Small-format digital color is exerting a large impact on the livelihoods of print service providers who embrace the technology. Users of equipment like the Konica C8000 and Xerox 800 are finding they have the ability to provide higher quality work with very rapid turnarounds, and at surprisingly affordable costs.
Here’s a look at two print service providers and how they’ve parlayed their capabilities in small-format digital color into higher margins and profits.
Doggone Amazing Growth
Digital Dog Direct is a 31-year-old Ewing, NJ, company that in the last half decade has transitioned to a digital shop handling small- to mid-volume digital laser print and mail. The company produces a high volume of self-mailers on 100-pound to 120-pound stock that are variable on both sides.
“On one side will be the name and address and offer, and the other has the variability subtly imbedded,” says company president Ken Maisel. “Digital direct mail is really about keeping in touch with customers in a personal, personalized, and very customized way.”
Whenever handed a project, the staff invariably asks whether offset or digital should be employed. The answer is partly based on the variability the piece requires. The variable aspect could be the address on the mailing or some part of the offer, such as the interest rate or percentage of discount.
Typical might be a mailing sent to a donor from his or her alma mater or by a non-profit organization. If the donor has contributed $500 in the past, it would make no sense to start his or her donation options at $25 or $50. In such a case, there is no reason to go with anything but digital, Maisel says.
The question of offset or digital also rests on economics. At some point, economics mandate offset. “There’s a threshold where you can get better pricing if you can give up the variability with offset,” Maisel says.
Digital Dog Direct has four Konica bizhub C8000 color digital press printers and five high-speed black-and-white printers, all capable of variable printing. “We have the capability of UV coating,” Maisel says. “That creates a very, very shiny, gloss-like finish.
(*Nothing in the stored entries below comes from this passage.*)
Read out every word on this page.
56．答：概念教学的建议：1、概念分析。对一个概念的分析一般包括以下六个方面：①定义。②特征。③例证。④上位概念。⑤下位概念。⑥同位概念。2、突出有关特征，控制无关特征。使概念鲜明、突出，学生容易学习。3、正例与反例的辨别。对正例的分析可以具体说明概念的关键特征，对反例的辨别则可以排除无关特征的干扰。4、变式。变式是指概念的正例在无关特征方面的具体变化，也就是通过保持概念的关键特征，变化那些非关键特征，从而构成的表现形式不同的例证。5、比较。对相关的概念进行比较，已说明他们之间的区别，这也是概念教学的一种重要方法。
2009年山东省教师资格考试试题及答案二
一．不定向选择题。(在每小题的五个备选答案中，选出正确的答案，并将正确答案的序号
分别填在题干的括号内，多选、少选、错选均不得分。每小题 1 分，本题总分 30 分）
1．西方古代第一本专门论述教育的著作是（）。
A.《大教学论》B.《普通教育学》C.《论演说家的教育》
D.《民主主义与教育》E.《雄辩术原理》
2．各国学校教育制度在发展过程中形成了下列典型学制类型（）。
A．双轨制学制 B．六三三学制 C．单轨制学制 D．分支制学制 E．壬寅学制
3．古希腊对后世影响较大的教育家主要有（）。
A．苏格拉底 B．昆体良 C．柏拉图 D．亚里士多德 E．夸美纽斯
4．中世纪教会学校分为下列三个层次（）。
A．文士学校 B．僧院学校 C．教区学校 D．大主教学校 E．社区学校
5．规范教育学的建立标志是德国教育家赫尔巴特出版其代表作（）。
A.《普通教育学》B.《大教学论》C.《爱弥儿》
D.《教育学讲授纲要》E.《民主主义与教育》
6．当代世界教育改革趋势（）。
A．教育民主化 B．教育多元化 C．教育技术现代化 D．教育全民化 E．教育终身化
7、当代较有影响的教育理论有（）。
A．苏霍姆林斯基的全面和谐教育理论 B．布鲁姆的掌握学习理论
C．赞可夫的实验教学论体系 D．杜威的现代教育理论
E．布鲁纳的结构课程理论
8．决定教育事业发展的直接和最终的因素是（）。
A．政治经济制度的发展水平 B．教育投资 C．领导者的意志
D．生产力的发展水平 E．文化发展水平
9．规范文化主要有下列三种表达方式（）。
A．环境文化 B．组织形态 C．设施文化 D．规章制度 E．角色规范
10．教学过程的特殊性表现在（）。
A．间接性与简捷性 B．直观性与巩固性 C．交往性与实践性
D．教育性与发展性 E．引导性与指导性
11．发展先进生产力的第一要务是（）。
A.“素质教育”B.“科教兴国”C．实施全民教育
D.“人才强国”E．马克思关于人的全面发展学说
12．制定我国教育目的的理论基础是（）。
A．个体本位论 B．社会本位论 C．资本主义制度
It not only protects the piece when it is running through high-speed postal equipment, preventing that scuffed-up look, but also gives it an upscale and unique appearance.”
As well, Digital Dog Direct has Konica Minolta-supplied Duplo 5000 booklet makers, allowing the shop to print 30- to 40-page booklets in which each page can be variably printed. “For instance, you see insurance questionnaires that are personalized throughout to specific recipients,” Maisel says. “Or it might be in an insurance policy featuring provisions unique to that policyholder.”
Maisel says his company remains nimble and flexible in a very challenging marketplace. “But it’s a good place to be, because very high-volume static pieces don’t provide the economics they once did,” he says.
“It’s a rapidly changing world. It’s rewarding, exciting, and there’s a lot to learn for someone like me who came from the high-volume world. We’ve grown 300 percent in the last six years. We didn‘t have quite as much a learning curve as someone getting into it from a static world. We had a lot of variable software and mailing software that allowed us to get into it fairly quickly.”
His advice to newcomers? “Be prudent about what software offerings are really going to speak to your needs, in both the long and short runs,” he urges.
Speed, Quality & Economy
Another shop that is heavily into small-format digital color is Sir Speedy Printing and Marketing Services in Tampa, FL, where Steve and Emily Albritton are respectively vice president of sales and marketing and director of operations.
The shop pursues business clients needing services in marketing and signage. Among such clients are apartment communities, for which the shop turns out brochures, business cards, outdoor and indoor signage, and collateral. Other industries served include insurance and healthcare.